First, be careful in terms of Perl when writing in Ruby. We are doing something in more detail to make the code more readable.
I would write my @extractArray = $string =~ m{the (.*?) fox .*?the (.*?) dog}; as:
string = "the quick brown fox jumps over the lazy dog." string[/the (.*?) fox .*?the (.*?) dog/] extract_array = $1, $2 # => ["quick brown", "lazy"]
Ruby, like Perl, knows capture groups and assigns them to the values $1 , $2 , etc. These make it very clean and understandable when capturing values ββand assigning them later. The regex mechanism allows you to create and assign named captures, but they usually hide what happens, so for clarity, I usually go this way.
We can use match to get there:
/the (.*?) fox .*?the (.*?) dog/.match(string)
but is the end result more readable?
extract_array = /the (.*?) fox .*?the (.*?) dog/.match(string)[1..-1] # => ["quick brown", "lazy"]
These captures are also interesting:
/the (?<quick_brown>.*?) fox .*?the (?<lazy>.*?) dog/ =~ string quick_brown # => "quick brown" lazy # => "lazy"
But they lead to wonder where these variables were initialized and assigned; I am sure that I do not look in regular expressions for those that occur, so it potentially gets confused with others and again becomes a maintenance problem.
Carey says:
To tell a little about the named captures, if match_data = string.match / (?.?) Fox.? (?. *?) dog /, then match_data [: quick_brown] # => "quick brown" and match_data [: lazy] # => "lazy" (as well as quick_brown # => "quick brown" and lazy # => "lazy"). With the names available, I see no reason to use global variables or Regexp.last_match, etc.

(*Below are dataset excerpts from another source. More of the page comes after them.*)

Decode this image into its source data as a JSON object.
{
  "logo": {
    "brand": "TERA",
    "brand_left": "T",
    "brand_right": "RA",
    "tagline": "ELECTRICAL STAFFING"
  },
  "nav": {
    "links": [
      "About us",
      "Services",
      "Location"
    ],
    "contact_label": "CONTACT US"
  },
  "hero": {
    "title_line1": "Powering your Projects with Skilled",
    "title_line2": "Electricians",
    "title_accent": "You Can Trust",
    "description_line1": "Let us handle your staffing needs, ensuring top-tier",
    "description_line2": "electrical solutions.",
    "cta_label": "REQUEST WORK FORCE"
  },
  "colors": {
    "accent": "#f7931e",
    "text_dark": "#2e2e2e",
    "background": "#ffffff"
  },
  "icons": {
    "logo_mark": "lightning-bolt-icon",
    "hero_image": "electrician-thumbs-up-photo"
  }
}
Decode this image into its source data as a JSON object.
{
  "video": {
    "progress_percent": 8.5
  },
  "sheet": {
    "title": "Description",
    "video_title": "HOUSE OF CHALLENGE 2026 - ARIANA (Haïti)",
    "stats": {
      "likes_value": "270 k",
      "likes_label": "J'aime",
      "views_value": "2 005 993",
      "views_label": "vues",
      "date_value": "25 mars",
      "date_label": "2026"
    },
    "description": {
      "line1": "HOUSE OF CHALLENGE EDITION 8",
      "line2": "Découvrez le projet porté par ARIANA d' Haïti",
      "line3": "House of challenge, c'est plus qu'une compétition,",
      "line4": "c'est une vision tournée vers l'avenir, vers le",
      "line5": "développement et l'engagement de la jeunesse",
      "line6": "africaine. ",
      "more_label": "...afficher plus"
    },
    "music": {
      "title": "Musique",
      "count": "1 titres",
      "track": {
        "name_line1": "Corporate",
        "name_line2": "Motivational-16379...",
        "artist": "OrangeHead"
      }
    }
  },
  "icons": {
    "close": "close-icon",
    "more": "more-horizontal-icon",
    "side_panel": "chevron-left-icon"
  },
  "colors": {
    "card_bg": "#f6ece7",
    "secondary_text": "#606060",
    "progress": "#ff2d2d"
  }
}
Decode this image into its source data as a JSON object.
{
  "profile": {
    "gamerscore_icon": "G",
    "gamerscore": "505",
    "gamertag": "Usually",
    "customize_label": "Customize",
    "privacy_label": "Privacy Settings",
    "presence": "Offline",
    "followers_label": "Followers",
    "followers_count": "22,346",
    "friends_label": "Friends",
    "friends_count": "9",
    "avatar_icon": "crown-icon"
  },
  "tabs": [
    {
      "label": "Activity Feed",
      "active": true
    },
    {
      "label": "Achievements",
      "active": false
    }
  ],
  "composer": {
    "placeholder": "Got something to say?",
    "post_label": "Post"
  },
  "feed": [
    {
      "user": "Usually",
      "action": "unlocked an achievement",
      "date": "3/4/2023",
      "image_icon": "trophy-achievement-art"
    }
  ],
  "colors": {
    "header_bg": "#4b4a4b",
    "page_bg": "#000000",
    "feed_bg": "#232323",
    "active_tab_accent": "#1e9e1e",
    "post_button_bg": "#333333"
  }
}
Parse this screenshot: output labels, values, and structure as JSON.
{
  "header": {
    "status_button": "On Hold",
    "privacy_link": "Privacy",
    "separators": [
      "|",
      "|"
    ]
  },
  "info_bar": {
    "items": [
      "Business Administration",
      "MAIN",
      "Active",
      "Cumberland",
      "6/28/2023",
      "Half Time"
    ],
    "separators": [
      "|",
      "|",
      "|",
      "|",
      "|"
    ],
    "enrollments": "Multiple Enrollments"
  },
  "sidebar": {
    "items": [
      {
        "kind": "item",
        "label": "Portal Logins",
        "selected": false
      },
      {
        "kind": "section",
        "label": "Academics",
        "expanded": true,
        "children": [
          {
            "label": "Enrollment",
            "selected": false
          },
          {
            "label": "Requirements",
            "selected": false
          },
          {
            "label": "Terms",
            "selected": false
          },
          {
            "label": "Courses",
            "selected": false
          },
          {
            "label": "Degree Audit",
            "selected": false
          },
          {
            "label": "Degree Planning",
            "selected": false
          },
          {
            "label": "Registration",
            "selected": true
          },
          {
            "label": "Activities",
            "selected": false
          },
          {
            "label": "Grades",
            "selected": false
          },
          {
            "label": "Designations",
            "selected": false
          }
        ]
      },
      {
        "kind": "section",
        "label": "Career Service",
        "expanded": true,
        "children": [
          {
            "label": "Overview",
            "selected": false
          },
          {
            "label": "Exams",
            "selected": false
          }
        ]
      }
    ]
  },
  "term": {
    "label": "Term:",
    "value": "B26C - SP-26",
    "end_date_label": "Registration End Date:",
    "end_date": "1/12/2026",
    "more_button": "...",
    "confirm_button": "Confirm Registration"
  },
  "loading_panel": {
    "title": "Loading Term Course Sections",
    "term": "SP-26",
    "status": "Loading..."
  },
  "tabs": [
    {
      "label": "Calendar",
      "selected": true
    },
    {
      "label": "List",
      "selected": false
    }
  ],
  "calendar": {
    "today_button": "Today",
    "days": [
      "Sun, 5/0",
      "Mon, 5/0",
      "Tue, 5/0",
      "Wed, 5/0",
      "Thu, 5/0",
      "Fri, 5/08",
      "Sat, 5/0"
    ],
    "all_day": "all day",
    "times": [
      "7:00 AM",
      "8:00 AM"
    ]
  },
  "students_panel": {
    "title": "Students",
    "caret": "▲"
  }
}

Yes, but there is also a smell there.
We can use values_at with the MatchData result from match to get the values ββcaptured, but there are some unintuitive behaviors in the class that disable me:
/the (?<quick_brown>.*?) fox .*?the (?<lazy>.*?) dog/.match(string)['lazy']
works and implies that MatchData knows how to behave like a hash:
{'lazy' => 'dog'}['lazy']
and it has a values_at method like Hash, but it doesn't work intuitively:
/the (?<quick_brown>.*?) fox .*?the (?<lazy>.*?) dog/.match(string).values_at('lazy')
While:
/the (?<quick_brown>.*?) fox .*?the (?<lazy>.*?) dog/.match(string).values_at(2)
which now acts like an array:
['all captures', 'quick brown', 'lazy'].values_at(2)
I want a consistency and it makes my head hurt.